Databricks Acquires Tabular With Eye Towards Lakehouse Compatibility
- By Paul Mah
- June 05, 2024
Databricks today announced that it has agreed to acquire Tabular, a data management company. Tabular was founded by the original creators of Apache Iceberg, which Databricks hopes to build data compatibility with over time.
With the move, Databricks intends to work closely with the Delta Lake and Iceberg communities to bring format compatibility to the lakehouse. This will be achieved in the short term inside its own Delta Lake UniForm feature.

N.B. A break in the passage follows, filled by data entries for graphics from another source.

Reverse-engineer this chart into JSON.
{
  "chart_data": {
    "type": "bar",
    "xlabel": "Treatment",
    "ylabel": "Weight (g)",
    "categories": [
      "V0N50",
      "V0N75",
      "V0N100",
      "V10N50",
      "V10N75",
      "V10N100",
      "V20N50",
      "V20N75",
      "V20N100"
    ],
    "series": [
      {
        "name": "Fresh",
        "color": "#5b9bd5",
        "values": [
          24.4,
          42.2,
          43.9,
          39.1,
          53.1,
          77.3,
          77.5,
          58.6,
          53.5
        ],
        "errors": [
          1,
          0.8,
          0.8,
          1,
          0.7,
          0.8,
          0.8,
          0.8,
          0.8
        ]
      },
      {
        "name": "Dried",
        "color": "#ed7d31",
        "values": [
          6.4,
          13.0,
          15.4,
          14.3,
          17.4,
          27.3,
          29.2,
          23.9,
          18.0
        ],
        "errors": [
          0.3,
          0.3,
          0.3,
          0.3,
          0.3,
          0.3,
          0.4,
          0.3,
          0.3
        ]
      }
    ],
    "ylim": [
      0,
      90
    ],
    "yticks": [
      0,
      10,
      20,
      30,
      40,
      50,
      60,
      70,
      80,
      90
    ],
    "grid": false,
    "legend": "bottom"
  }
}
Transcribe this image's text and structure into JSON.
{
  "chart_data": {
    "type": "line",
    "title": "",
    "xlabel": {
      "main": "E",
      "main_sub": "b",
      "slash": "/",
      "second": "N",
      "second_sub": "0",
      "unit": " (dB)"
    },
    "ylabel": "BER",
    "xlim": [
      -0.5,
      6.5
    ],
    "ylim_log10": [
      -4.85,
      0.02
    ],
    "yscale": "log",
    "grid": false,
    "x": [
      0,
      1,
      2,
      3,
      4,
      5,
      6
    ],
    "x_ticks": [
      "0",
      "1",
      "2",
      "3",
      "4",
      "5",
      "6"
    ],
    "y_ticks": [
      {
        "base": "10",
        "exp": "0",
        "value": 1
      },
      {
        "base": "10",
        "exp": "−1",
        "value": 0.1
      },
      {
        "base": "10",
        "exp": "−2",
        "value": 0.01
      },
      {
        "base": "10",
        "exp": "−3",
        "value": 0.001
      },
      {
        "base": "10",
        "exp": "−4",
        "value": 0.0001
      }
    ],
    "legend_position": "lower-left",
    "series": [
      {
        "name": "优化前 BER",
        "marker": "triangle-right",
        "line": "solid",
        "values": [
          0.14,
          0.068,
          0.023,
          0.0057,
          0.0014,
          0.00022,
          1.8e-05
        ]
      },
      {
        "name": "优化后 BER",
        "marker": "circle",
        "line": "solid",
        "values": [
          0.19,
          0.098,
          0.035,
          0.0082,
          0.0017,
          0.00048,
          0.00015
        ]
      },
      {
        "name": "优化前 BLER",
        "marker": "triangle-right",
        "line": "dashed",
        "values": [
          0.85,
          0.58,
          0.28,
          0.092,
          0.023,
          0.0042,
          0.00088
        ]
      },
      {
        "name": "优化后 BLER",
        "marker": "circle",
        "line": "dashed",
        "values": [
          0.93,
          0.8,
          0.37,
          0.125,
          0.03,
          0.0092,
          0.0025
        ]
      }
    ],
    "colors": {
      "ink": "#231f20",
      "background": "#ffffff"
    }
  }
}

In the long term, it hopes to work with Tabular to evolve toward a single, open, and common standard of interoperability for an open lakehouse.
The Lakehouse architecture
Databricks pioneered the lakehouse architecture in 2020 to enable the integration of traditional data warehousing workloads with AI workloads on a single, governed copy of data. We wrote about the lakehouse architecture previously, which seeks to maximize enterprise productivity by democratizing access to data.
The idea is to offer an open format so different workloads, applications, and engines can access the same data, unlike proprietary data warehouses where only a proprietary SQL engine can read, write, or share the data. For the latter, data must typically be copied and exported to be used by other applications, creating a high degree of vendor lock-in.
The foundation of the lakehouse is open-source data formats that enable ACID transactions on data stored in object storage. These formats have dramatically improved the reliability and performance of data operations on the data lake and were specifically designed for open-source engines such as Apache Spark, Trino, and Presto.
Databricks says that 74% of enterprises have now deployed a lakehouse architecture, four years after its launch. Databricks worked with the Linux Foundation to create the Delta Lake project. Since its inception, Delta Lake has had over 500 code contributors from a diverse set of organizations, and over 10,000 companies globally use Delta Lake today.
Towards interoperability
Ryan Blue and Daniel Weeks of Tabular originally developed the Iceberg project at Netflix and donated it to the Apache Software Foundation. Since then, Delta Lake and Iceberg have emerged as the two leading open-source standards for lakehouse formats.
However, even though both of these formats are based on Apache Parquet, they have became incompatible due to independent development. Databricks says it will work closely with the Delta Lake and Iceberg communities to bring interoperability to the formats over time.
“Databricks pioneered the lakehouse and over the past four years, the world has embraced the lakehouse architecture, combining the best of data warehouses and data lakes to help customers decrease TCO, embrace openness, and deliver on AI projects faster,” said Ali Ghodsi, co-founder and CEO of Databricks.
“Unfortunately, the lakehouse paradigm has been split between the two most popular formats: Delta Lake and Iceberg. Databricks and Tabular will work with the open-source community to bring the two formats closer to each other over time, increasing openness, and reducing silos and friction for customers,” said Ghodsi.
Interoperability will allow companies to fully realize the benefits of the lakehouse, according to Databricks.
The proposed acquisition is subject to customary closing conditions and is expected to close in Databricks’ second fiscal quarter.
Image credit: iStock/popba
Paul Mah
Paul Mah is the editor of DSAITrends, where he report on the latest developments in data science and AI. A former system administrator, programmer, and IT lecturer, he enjoys writing both code and prose.